Avery Dennison and ReCircled RFID Pilot Signals Breakthrough in Scalable Circular Fashion Systems
A pilot project by Avery Dennison and ReCircled has demonstrated that RFID-enabled circular systems can dramatically outperform traditional manual garment processing, pointing to a viable pathway for scaling circular fashion infrastructure.
Conducted in collaboration with two major apparel brands, the initiative embedded RFID tags into garments and leveraged the atma.io to capture, store, and exchange lifecycle data across products. The pilot compared manual identification and sorting with an automated RFID-driven workflow, revealing significant gains in both speed and accuracy.
Results showed that RFID implementation reduced scanning labour hours by 95.9% for one brand and 99.9% for another, while improving sorting accuracy to 99%, compared with 89% and 72% achieved through manual handling.
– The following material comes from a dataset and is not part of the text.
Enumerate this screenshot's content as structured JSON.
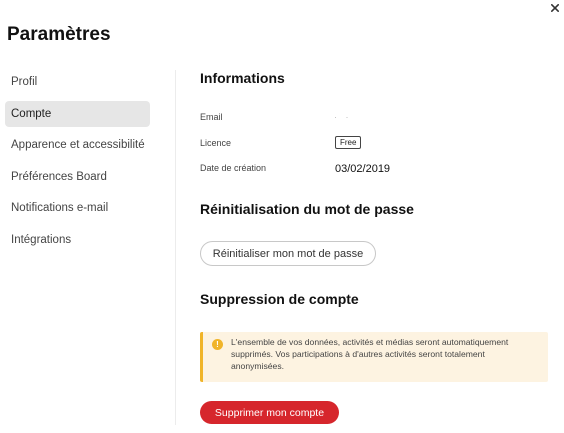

The system also enabled the capture of critical product data such as Electronic Product Codes and material weights, supporting compliance reporting and downstream circularity processes.
According to ReCircled, the efficiency gains were strong enough to “more than offset” initial deployment costs, particularly when factoring in improved recovery value and reduced operational bottlenecks. CEO Scott Kuhlman noted that RFID is already “a proven and powerful solution,” enabling faster identification, reduced errors, and emerging use cases such as single-item duty drawback processing.
The pilot also underscores a key structural requirement for scaling circular fashion: the integration of digital product identifiers at the point of manufacture. Without early-stage adoption, downstream recycling, resale, and end-of-life systems remain constrained by fragmented or manual data capture.
ReCircled concluded that the trial demonstrates “a clear, data-backed path to a more efficient, profitable, and sustainable future for fashion,” highlighting RFID-enabled infrastructure as a critical enabler for next-generation circular supply chains.